# Running RAPIDS hyperparameter experiments at scale on Amazon SageMaker

### Import packages and create Amazon SageMaker and Boto3 sessions

In [None]:
import sagemaker
import time
import boto3

In [None]:
execution_role = sagemaker.get_execution_role()
session = sagemaker.Session()

region = boto3.Session().region_name
account = boto3.client('sts').get_caller_identity().get('Account')

In [None]:
account, region

### Upload the higgs-boson dataset to s3 bucket

In [None]:
!mkdir dataset
!wget -P dataset https://archive.ics.uci.edu/ml/machine-learning-databases/00280/HIGGS.csv.gz
!gunzip dataset/HIGGS.csv.gz

In [None]:
s3_data_dir = session.upload_data(path='dataset', key_prefix='dataset/higgs-dataset')

In [None]:
s3_data_dir

### Download latest RAPIDS container with cloud-ml examples

Extend the container by copying the training script and installing [SageMaker Training toolkit](https://github.com/aws/sagemaker-training-toolkit) to makes RAPIDS compatible with SageMaker

In [None]:
# estimator_info = {
#     'rapids_container': 'rapidsai/rapidsai-cloud-ml:latest',
#     'ecr_image': 'sagemaker-rapids-cloud-ml:latest',
#     'ecr_repository': 'sagemaker-rapids-cloud-ml'
# }

In [None]:
estimator_info = {
    'rapids_container':'rapidsai/rapidsai-nightly:22.12-cuda11.5-runtime-ubuntu18.04-py3.9',
    'ecr_image':'sagemaker-rapids-nightly',
    'ecr_repository':'sagemaker-rapids-nightly'
}

In [None]:
%%time
!docker pull {estimator_info['rapids_container']}

In [None]:
!cat docker/Dockerfile

In [None]:
# !docker build -t sagemaker-rapids:latest docker
!docker build -t sagemaker-rapids-nightly docker

In [None]:
!docker images

### Publish to Elastic Container Registry

Note: SageMaker does not support using training images from private docker registry (ie.

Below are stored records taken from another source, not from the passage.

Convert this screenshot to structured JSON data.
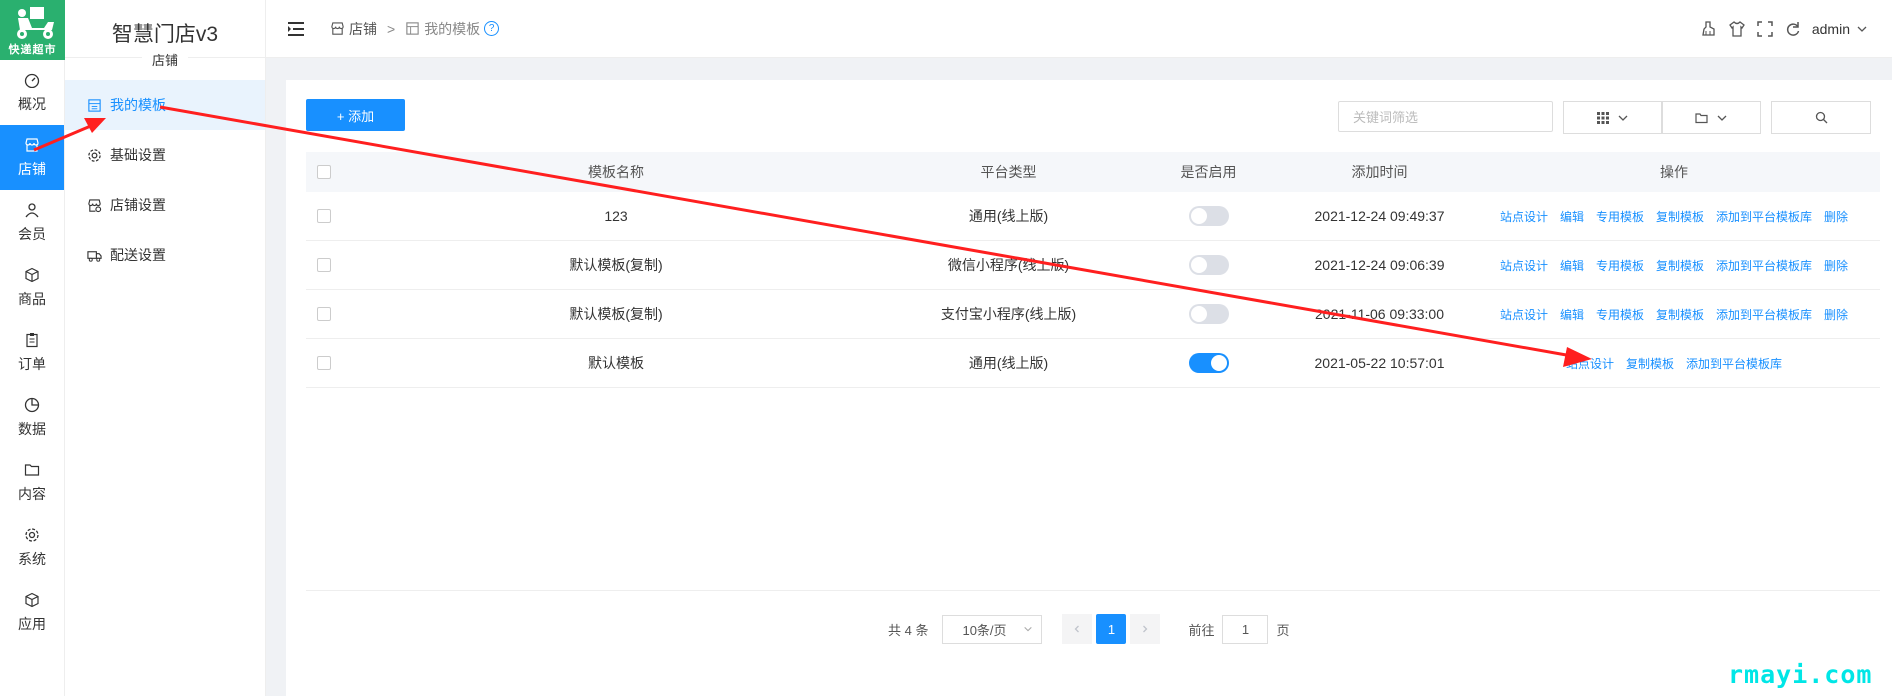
{
  "rail": {
    "logo_text": "快递超市",
    "items": [
      {
        "label": "概况",
        "icon": "dashboard-icon"
      },
      {
        "label": "店铺",
        "icon": "store-icon",
        "active": true
      },
      {
        "label": "会员",
        "icon": "user-icon"
      },
      {
        "label": "商品",
        "icon": "box-icon"
      },
      {
        "label": "订单",
        "icon": "clipboard-icon"
      },
      {
        "label": "数据",
        "icon": "pie-chart-icon"
      },
      {
        "label": "内容",
        "icon": "folder-icon"
      },
      {
        "label": "系统",
        "icon": "gear-icon"
      },
      {
        "label": "应用",
        "icon": "cube-icon"
      }
    ]
  },
  "sidebar": {
    "title": "智慧门店v3",
    "subtitle": "店铺",
    "items": [
      {
        "label": "我的模板",
        "icon": "template-icon",
        "active": true
      },
      {
        "label": "基础设置",
        "icon": "gear-icon"
      },
      {
        "label": "店铺设置",
        "icon": "store-settings-icon"
      },
      {
        "label": "配送设置",
        "icon": "truck-icon"
      }
    ]
  },
  "topbar": {
    "breadcrumb_root": "店铺",
    "breadcrumb_sep": ">",
    "breadcrumb_current": "我的模板",
    "help": "?",
    "user": "admin"
  },
  "toolbar": {
    "add_label": "+ 添加",
    "search_placeholder": "关键词筛选"
  },
  "table": {
    "headers": {
      "name": "模板名称",
      "platform": "平台类型",
      "enabled": "是否启用",
      "time": "添加时间",
      "ops": "操作"
    },
    "rows": [
      {
        "name": "123",
        "platform": "通用(线上版)",
        "enabled": false,
        "time": "2021-12-24 09:49:37",
        "ops": [
          "站点设计",
          "编辑",
          "专用模板",
          "复制模板",
          "添加到平台模板库",
          "删除"
        ]
      },
      {
        "name": "默认模板(复制)",
        "platform": "微信小程序(线上版)",
        "enabled": false,
        "time": "2021-12-24 09:06:39",
        "ops": [
          "站点设计",
          "编辑",
          "专用模板",
          "复制模板",
          "添加到平台模板库",
          "删除"
        ]
      },
      {
        "name": "默认模板(复制)",
        "platform": "支付宝小程序(线上版)",
        "enabled": false,
        "time": "2021-11-06 09:33:00",
        "ops": [
          "站点设计",
          "编辑",
          "专用模板",
          "复制模板",
          "添加到平台模板库",
          "删除"
        ]
      },
      {
        "name": "默认模板",
        "platform": "通用(线上版)",
        "enabled": true,
        "time": "2021-05-22 10:57:01",
        "ops": [
          "站点设计",
          "复制模板",
          "添加到平台模板库"
        ]
      }
    ]
  },
  "pagination": {
    "total": "共 4 条",
    "page_size": "10条/页",
    "current": "1",
    "goto_prefix": "前往",
    "goto_value": "1",
    "goto_suffix": "页"
  },
  "watermark": "rmayi.com",
  "colors": {
    "accent": "#1890ff",
    "arrow": "#ff1f1f",
    "logo_bg": "#2ab06f"
  }
}
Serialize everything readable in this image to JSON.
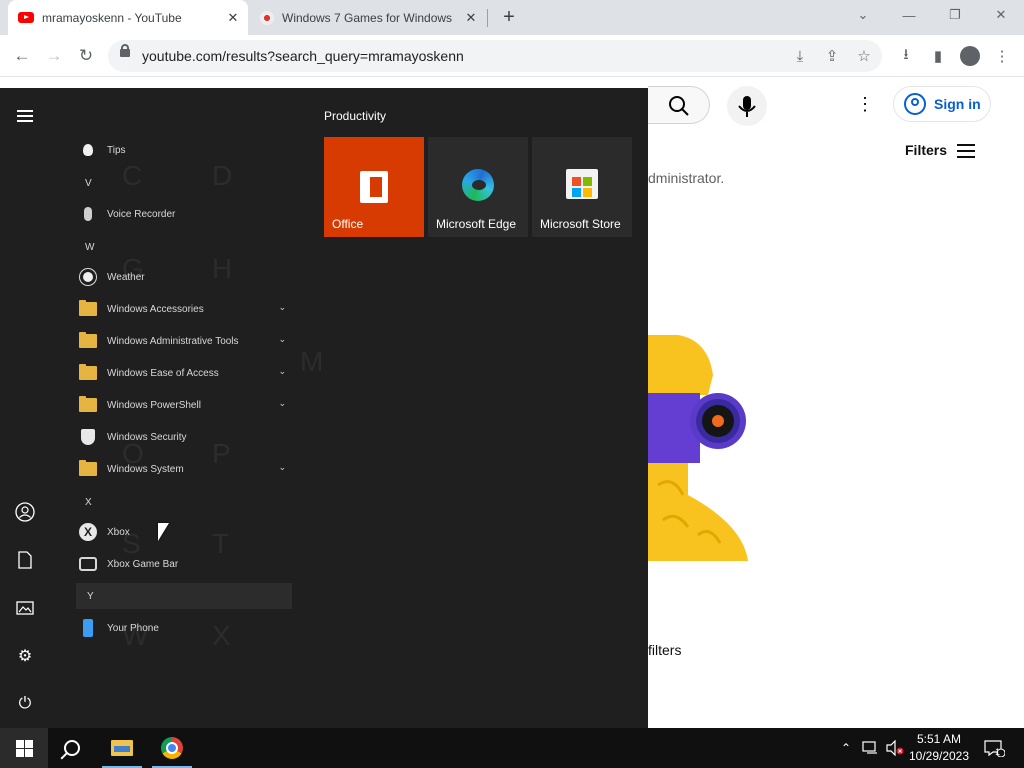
{
  "browser": {
    "tabs": [
      {
        "title": "mramayoskenn - YouTube",
        "active": true,
        "icon": "youtube-favicon"
      },
      {
        "title": "Windows 7 Games for Windows",
        "active": false,
        "icon": "games-favicon"
      }
    ],
    "url": "youtube.com/results?search_query=mramayoskenn",
    "window_controls": {
      "minimize": "—",
      "restore": "❐",
      "close": "✕",
      "tab_search": "⌄"
    }
  },
  "youtube": {
    "sign_in": "Sign in",
    "filters": "Filters",
    "message_partial": "dministrator.",
    "filters_message_partial": "filters",
    "colors": {
      "link": "#065fd4",
      "illustration_yellow": "#f8c21f",
      "illustration_purple": "#5a3bc8"
    }
  },
  "start_menu": {
    "tiles_group": "Productivity",
    "tiles": [
      {
        "label": "Office",
        "color": "#d83b01",
        "icon": "office-icon"
      },
      {
        "label": "Microsoft Edge",
        "color": "#2b2b2b",
        "icon": "edge-icon"
      },
      {
        "label": "Microsoft Store",
        "color": "#2b2b2b",
        "icon": "store-icon"
      }
    ],
    "apps": {
      "tips": "Tips",
      "letter_v": "V",
      "voice_recorder": "Voice Recorder",
      "letter_w": "W",
      "weather": "Weather",
      "win_accessories": "Windows Accessories",
      "win_admin_tools": "Windows Administrative Tools",
      "win_ease": "Windows Ease of Access",
      "win_powershell": "Windows PowerShell",
      "win_security": "Windows Security",
      "win_system": "Windows System",
      "letter_x": "X",
      "xbox": "Xbox",
      "xbox_game_bar": "Xbox Game Bar",
      "letter_y": "Y",
      "your_phone": "Your Phone"
    }
  },
  "taskbar": {
    "time": "5:51 AM",
    "date": "10/29/2023",
    "notification_count": "1"
  }
}
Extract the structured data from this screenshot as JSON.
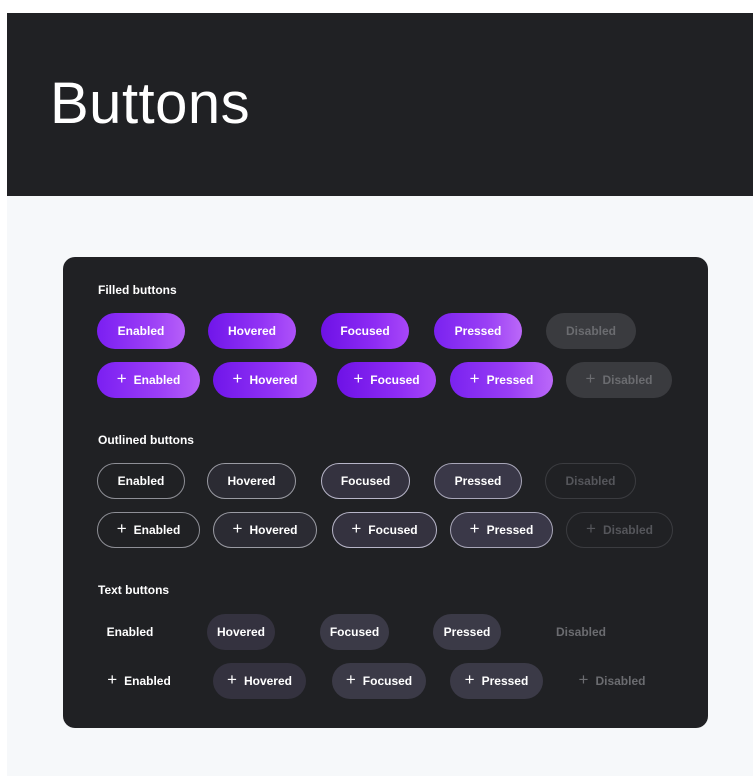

DockerHub), so we need to push
the SageMaker-compatible \
RAPIDS container to the Amazon Elastic Container Registry.

In [None]:
ECR_container_fullname = f"{account}.dkr.ecr.{region}.amazonaws.com/{estimator_info['ecr_image']}"

In [None]:
ECR_container_fullname 

In [None]:
!docker tag {estimator_info['rapids_container']} {ECR_container_fullname}

In [None]:
print( f"source      : {estimator_info['rapids_container']}\n"
       f"destination : {ECR_container_fullname}")

In [None]:
!docker images

In [None]:
!aws ecr create-repository --repository-name {estimator_info['ecr_repository']}
!$(aws ecr get-login --no-include-email --region {region})

In [None]:
!docker push {ECR_container_fullname}

##### Define hyperparameters: start with best guess values
Find the full list of Random Forest hyperparameters here in the RAPIDS doc page:
<br>
https://docs.rapids.ai/api/cuml/stable/api.html#random-forest

In [None]:
hyperparams={ 
    'n_estimators'       : 15,
    'max_depth'          : 5,
    'n_bins'             : 8,
    'split_criterion'    : 0,      # GINI:0, ENTROPY:1
    'bootstrap'          : 0,      # true: sample with replacement, false: sample without replacement
    'max_leaves'         : -1,     # unlimited leaves
    'max_features'       : 0.2, 
}

In [None]:
from sagemaker.estimator import Estimator

rapids_estimator = Estimator(image_uri=ECR_container_fullname,
                          role=execution_role,
                          instance_count=1,
                          instance_type='ml.g4dn.4xlarge',
                          hyperparameters=hyperparams,
                          metric_definitions=[{'Name': 'test_acc', 'Regex': 'test_acc: ([0-9\\.]+)'}])

In [None]:
%%time
rapids_estimator.fit(inputs = s3_data_dir)

In [None]:
from sagemaker.tuner import IntegerParameter, CategoricalParameter, ContinuousParameter, HyperparameterTuner

hyperparameter_ranges = {
    'n_estimators'        : IntegerParameter(10, 200), 
    'max_depth'           : IntegerParameter(1, 22),
    'n_bins'              : IntegerParameter(5, 24),
    'split_criterion'     : CategoricalParameter([0, 1]),
    'bootstrap'           : CategoricalParameter([True, False]),
    'max_features'        : ContinuousParameter(0.01, 0.5),
}

In [None]:
from sagemaker.estimator import Estimator

rapids_estimator = Estimator(image_uri=image,
                          role=execution_role,
                          instance_count=1,
                          instance_type='ml.p3.2xlarge',
                          hyperparameters=hyperparams,
                          metric_definitions=[{'Name': 'test_acc', 'Regex': 'test_acc: ([0-9\\.]+)'}])

In [None]:
tuner = HyperparameterTuner(rapids_estimator,
                            objective_metric_name='test_acc',
                            hyperparameter_ranges=hyperparameter_ranges,
                            strategy='Bayesian',
                            max_jobs=1,
                            max_parallel_jobs=1,
                            objective_type='Maximize',
                            metric_definitions=[{'Name': 'test_acc', 'Regex': 'test_acc: ([0-9\\.]+)'}])

In [None]:
job_name = 'rapidsHPO' + time.strftime('%Y-%m-%d-%H-%M-%S-%j', time.gmtime())
tuner.fit({'dataset': s3_data_dir}, job_name=job_name)

## Clean up

- Delete S3 buckets and files you don't need
- Kill training jobs that you don't want running
- Delete container images and the repository you just created

In [None]:
aws ecr delete-repository --force --repository-name